Thank you for your question, and thanks for using JustAnswer.com
How are you today?
If you sold the house for less than you purchased it for, then there is no capital gain and therefore no tax
As this is a personal use asset, no loss is allowed. So, you will not deduct a loss but you will not have a taxable gain, either
so the proceeds are essentially tax free.
All you need to do is simply wire the money from your account in Russia.
Also, I'm sorry but your requested professional is not online right now
However, as you pay US Tax in US currency you would have to translate the cost to US dollars. So yes, you would have to go back and determine how much 50 mln was worth in 1995 versus what 12 mln is worth today
If there was a gain, then you would have a capital gain regardless of whether or not you sent the proceeds to your wife. There is no way to side-step capital gains if the gains do exist.
As she is a resident for tax purposes, (based on the substantial presence test) she is taxed on her worldwide income.
However, as the US and Russia have an income tax treaty, according to Article 9, you would be taxed only in Russia on the sale of property situated there.
You can CLICK HERE to read more about that.
Do you have any further questions about this matter?
So, the botXXXXX XXXXXne is that if you had capital gains, it would be calculated by translating into US dollars the purchase price and sales price. However, since there is a tax treaty with Russia you will not be taxed in the US on the sale of property in Russia.
Please let me know if you need anything additional. If not, please rate as "excellent" so that I may receive credit for assisting you today
Thank you for the answer Megan,
I have a few follow up questions:
First, are you the professional I am going to be working on from now on or I should still expect an answer from the original Tax attorney I requested. This may not be an issue, I just like to understand how this works.
You will work with me. If you would rather work with the other professional, I can step aside and you can await a response from him
Okay, Based on numerous replies I have read on the forum from tax professionals, there exists responsibility for gapital gains on property sold in Russia. This seems to be at odds with the tax treaty you mentioned. Could you please clairfy?
You can review the tax treaty. Article 9 states that a resident of one contracting state that receives income from property situated in the other contracting state will be taxed in that other state
So you as a resident of the US will be taxed on the sale of your property in Russia in Russia
If you do not use the tax treaty benefits, then you would pay capital gains tax here.
Okay, from what I understand, the only requirement that would be my responsibility is a statement from the "russian IRS" that I paid taxes here?
You don't need a statement from them to claim the benefits.
And Russia is a contracting state?
Yes, the US and Russia are both contracting states
Ok, I read through the declaration. I will submit a excellent rating. Is it also possible to receive an opinion on this from the tax attorney I originally requested?
Yes, I will put the question back on the board after you rate, and he can grab it when he gets in.
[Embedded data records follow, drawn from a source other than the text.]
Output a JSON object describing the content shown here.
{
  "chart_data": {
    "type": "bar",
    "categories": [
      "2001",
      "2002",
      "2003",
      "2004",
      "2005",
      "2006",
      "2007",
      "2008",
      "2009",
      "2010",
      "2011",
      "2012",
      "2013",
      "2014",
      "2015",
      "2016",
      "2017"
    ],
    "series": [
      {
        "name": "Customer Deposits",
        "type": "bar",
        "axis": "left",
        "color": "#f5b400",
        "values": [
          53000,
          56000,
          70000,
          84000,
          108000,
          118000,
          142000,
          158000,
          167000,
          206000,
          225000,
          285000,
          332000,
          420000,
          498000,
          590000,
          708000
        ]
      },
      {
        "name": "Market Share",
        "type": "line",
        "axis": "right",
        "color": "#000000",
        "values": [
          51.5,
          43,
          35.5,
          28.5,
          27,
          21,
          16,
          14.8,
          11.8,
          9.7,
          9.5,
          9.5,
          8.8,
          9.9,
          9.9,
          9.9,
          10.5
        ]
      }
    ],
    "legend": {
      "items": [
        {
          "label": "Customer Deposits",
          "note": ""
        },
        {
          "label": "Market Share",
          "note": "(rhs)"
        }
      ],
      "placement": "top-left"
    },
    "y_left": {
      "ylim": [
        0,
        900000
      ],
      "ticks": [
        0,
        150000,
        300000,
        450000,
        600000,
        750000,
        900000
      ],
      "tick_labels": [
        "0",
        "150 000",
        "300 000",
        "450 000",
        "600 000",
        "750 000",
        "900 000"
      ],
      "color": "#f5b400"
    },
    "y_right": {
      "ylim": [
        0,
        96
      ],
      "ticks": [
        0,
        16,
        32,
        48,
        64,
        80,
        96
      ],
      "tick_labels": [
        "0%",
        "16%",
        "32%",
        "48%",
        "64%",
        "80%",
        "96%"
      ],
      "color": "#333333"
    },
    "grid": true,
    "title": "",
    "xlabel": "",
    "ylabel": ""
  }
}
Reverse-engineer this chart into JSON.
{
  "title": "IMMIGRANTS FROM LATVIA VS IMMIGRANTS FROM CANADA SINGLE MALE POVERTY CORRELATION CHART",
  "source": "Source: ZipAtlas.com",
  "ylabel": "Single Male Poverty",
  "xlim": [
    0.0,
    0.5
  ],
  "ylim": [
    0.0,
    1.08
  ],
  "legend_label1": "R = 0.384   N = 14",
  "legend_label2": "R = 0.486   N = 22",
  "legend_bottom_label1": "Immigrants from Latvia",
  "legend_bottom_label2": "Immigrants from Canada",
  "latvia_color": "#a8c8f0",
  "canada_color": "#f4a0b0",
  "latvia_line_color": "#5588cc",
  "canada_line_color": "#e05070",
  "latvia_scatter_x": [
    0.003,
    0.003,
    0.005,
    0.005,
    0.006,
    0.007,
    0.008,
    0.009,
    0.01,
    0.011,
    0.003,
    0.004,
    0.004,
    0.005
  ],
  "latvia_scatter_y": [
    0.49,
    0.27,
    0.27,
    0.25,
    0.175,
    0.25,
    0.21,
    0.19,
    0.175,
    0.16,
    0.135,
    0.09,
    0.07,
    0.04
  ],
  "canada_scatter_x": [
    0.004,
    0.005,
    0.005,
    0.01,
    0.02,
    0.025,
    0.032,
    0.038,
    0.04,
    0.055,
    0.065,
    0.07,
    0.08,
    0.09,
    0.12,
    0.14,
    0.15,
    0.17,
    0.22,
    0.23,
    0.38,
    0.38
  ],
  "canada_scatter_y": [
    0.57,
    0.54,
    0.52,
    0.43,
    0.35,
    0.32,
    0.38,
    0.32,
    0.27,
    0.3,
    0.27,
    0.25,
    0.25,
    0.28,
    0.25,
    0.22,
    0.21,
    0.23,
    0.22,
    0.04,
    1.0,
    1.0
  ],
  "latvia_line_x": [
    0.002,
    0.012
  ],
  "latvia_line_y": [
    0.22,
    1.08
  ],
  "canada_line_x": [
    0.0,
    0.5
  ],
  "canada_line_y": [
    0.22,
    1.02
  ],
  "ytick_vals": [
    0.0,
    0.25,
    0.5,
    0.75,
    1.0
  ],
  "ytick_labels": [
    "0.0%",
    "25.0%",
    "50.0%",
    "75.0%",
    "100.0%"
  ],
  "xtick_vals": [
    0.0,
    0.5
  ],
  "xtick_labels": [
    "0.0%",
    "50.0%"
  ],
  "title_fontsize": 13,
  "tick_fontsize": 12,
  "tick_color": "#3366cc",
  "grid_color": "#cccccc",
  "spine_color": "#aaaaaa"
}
Great. I appreciate your input and will await further communication from the attorney. Thank you for excellent service.
I inquired about my tax obligations is Russia and based on what I have learned, i am not subject to capital gain tax since the apartment was sold more than 3 years after purchase.
Am I still exempt from U.S tax even if I am exempt from taxes in Russia?
I was very satisfied with you prompt and comprehensive response.
Because what you advised me was so different from what was advised by the expert I originally contacted (http://www.justanswer.com/tax/0tdgr-pay-tax-when-sell-property-outside-usa.html), I would really appreciate a second opinion.
You mentioned that my response would be picked up by him but I haven't received anything yet. How can I receive some feedback?
I still haven't received any feedback from the other tax pro. What can I do?